Vanishing Girls by Lauren Oliver
Genre: Action/Adventure, Contemporary, Paranormal, Suspense/Mystery
Length: Full (357 pgs)
Age Recommendation: 14+
Rating: 3.5 stars
Review by: Lupine
Dara and Nick used to be inseparable, but that was before the accident that left Dara’s beautiful face scarred and the two sisters totally estranged. When Dara vanishes on her birthday, Nick thinks Dara is just playing around. But another girl, nine-year-old Madeline Snow, has vanished, too, and Nick becomes increasingly convinced that the two disappearances are linked. Now Nick has to find her sister, before it’s too late.
In this edgy and compelling novel, Lauren Oliver creates a world of intrigue, loss, and suspicion as two sisters search to find themselves, and each other.
I enjoyed Vanishing Girls. I easily connected with the protagonist, and I liked her outlook on life and how she dealt with the accident that left her and Dara estranged.
I really liked Nick’s determination when it came down to solving the cases of disappearing girls, and the fact that the book focused more on her and how she in particular developed and matured was different from other books I’ve read of late. It’s been a long time since I’ve been able to read something that focuses in on the main character and her internal growth rather than a romance between her and a boy. I’m part of the target age group for this novel and I wish more authors would realize we aren’t all reading for romantic angst.
I struggled with the constant use em-dashes. The author has a constant use of dashes and very long, over the top descriptions that really don’t pertain to the matter at hand and can be super distracting from the original topic.

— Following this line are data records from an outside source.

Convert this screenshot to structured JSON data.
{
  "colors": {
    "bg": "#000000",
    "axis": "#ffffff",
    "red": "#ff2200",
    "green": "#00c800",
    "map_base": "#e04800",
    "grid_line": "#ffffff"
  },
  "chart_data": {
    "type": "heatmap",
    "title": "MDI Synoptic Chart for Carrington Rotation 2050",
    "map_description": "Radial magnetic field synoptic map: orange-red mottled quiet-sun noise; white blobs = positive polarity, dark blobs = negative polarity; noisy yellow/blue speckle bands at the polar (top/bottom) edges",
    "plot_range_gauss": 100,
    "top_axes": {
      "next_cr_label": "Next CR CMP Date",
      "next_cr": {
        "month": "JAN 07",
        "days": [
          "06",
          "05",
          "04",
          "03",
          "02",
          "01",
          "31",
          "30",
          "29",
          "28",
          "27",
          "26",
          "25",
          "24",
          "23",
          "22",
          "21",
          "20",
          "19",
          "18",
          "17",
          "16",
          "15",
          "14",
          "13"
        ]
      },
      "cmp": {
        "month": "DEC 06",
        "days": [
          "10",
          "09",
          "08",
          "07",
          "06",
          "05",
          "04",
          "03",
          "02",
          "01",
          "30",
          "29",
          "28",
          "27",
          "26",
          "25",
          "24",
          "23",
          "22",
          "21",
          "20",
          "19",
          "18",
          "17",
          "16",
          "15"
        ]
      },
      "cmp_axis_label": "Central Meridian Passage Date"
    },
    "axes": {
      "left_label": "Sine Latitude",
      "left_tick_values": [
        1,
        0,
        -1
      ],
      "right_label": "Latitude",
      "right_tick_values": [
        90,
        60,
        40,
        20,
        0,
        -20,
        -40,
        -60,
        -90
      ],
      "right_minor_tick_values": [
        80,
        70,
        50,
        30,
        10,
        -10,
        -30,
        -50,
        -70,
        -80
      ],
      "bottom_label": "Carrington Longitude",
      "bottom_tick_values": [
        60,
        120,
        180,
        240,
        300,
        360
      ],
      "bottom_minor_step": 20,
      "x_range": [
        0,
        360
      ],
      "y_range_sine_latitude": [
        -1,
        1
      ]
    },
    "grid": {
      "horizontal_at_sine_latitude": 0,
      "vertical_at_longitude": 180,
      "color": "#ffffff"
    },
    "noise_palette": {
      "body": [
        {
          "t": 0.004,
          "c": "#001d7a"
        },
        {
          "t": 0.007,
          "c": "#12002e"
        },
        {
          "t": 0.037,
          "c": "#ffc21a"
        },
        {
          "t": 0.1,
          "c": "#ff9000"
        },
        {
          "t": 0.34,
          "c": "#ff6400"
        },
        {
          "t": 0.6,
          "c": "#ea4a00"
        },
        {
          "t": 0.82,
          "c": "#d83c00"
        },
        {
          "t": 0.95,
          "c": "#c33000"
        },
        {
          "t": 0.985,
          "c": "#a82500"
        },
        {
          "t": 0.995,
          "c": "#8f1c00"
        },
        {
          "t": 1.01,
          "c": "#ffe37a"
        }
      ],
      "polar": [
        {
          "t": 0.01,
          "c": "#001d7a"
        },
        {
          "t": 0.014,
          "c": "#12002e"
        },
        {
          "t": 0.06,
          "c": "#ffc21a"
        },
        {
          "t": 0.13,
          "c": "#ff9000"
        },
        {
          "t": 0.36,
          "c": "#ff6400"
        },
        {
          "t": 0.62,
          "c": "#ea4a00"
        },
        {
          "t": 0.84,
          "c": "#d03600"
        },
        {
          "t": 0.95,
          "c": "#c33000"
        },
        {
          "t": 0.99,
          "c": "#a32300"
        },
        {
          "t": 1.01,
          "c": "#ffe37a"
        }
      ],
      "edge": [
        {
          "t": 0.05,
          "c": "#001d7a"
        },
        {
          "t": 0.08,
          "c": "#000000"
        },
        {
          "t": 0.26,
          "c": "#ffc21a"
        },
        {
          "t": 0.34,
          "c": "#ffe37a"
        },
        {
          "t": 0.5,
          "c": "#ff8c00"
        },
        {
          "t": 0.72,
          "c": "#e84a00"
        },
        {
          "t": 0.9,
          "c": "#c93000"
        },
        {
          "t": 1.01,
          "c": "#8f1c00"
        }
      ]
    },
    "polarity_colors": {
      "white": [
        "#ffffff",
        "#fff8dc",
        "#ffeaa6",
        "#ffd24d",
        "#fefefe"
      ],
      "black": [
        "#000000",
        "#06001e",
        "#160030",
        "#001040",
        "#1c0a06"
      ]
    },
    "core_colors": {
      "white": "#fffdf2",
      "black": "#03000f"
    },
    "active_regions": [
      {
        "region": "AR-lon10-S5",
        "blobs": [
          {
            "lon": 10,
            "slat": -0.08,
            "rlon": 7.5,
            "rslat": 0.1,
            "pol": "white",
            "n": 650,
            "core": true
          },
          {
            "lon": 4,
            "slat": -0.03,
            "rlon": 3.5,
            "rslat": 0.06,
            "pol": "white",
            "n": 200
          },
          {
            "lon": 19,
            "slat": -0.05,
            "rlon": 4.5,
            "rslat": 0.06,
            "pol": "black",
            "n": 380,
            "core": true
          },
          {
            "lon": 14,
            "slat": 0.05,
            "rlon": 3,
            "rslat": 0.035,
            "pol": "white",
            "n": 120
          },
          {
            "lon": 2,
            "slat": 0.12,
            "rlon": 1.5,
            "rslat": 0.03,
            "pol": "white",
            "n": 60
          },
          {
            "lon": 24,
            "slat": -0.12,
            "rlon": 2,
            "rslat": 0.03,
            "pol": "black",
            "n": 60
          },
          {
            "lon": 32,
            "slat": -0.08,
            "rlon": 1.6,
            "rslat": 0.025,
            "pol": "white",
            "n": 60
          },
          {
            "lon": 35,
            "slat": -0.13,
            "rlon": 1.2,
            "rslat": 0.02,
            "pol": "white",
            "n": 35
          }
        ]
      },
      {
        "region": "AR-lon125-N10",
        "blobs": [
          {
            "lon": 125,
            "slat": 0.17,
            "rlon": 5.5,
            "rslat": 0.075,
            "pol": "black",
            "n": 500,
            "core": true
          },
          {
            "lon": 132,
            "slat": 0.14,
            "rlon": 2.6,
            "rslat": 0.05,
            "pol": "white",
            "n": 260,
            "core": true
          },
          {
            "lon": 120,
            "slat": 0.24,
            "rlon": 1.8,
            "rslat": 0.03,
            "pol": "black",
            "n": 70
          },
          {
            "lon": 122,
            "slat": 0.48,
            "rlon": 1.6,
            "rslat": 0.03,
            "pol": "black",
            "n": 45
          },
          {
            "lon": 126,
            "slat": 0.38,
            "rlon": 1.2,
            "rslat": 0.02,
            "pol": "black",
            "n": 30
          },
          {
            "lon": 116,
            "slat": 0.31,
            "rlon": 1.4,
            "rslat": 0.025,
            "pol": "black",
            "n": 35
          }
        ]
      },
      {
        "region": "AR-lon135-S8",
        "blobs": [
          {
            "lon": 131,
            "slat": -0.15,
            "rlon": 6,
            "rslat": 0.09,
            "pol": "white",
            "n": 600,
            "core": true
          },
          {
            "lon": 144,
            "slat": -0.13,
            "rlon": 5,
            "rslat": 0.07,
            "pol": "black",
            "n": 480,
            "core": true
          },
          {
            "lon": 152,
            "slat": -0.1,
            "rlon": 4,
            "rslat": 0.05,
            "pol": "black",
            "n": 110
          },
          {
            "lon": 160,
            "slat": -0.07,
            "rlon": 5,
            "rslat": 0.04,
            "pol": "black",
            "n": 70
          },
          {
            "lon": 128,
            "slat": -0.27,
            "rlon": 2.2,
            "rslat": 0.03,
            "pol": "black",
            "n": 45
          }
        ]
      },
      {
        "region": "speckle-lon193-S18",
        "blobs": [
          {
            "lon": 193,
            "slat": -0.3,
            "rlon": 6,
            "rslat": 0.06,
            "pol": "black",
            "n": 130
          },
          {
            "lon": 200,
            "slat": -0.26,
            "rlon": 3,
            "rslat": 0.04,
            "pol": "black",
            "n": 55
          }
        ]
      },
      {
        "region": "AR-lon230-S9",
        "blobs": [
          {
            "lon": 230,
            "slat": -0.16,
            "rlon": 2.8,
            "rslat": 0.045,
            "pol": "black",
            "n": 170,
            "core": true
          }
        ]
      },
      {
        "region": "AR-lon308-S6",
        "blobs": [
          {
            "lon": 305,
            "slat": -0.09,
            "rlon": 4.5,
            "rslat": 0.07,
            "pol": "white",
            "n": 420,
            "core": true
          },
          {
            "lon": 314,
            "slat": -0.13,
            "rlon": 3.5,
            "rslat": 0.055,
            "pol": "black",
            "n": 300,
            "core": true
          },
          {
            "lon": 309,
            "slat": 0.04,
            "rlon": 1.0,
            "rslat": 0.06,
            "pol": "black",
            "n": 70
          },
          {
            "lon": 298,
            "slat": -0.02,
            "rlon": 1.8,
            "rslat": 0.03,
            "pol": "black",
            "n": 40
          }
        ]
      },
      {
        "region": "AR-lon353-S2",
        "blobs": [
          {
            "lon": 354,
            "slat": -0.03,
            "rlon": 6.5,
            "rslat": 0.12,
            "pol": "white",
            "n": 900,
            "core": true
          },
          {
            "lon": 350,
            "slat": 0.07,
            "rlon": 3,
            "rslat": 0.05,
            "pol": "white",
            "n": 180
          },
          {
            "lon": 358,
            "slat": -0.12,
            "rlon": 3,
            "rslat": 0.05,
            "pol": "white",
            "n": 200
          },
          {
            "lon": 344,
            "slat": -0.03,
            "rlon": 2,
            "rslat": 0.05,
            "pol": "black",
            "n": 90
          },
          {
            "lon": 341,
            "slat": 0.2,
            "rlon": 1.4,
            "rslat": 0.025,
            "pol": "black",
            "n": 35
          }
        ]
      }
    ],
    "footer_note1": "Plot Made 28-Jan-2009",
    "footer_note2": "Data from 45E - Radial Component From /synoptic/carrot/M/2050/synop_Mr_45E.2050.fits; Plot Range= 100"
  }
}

Though she does a wonderful job manipulating the words into something beautiful, I don’t need to know how that smell reminds Nick of that time when she was a kid and happy and she was in a different place doing something else when really I need to know where she’s going to that day.
I both hated and loved the end, because it was a turning point for Nick and a place when she could breathe and move on with her life. I did have a major “How does the even work?” moment at the end, though, when something was revealed. I’ve re-read the book, hoping to see something underlying that I didn’t before, but I still remain confused on how the author manages to execute the two differing points of views for reasons I don’t want to reveal as it would ruin the ending. This confusion was the main reason this book didn’t rate higher.
Aside from that, though, Vanishing Girls is another good story from the author. I’m a fan of hers, and look forward to reading more of her work.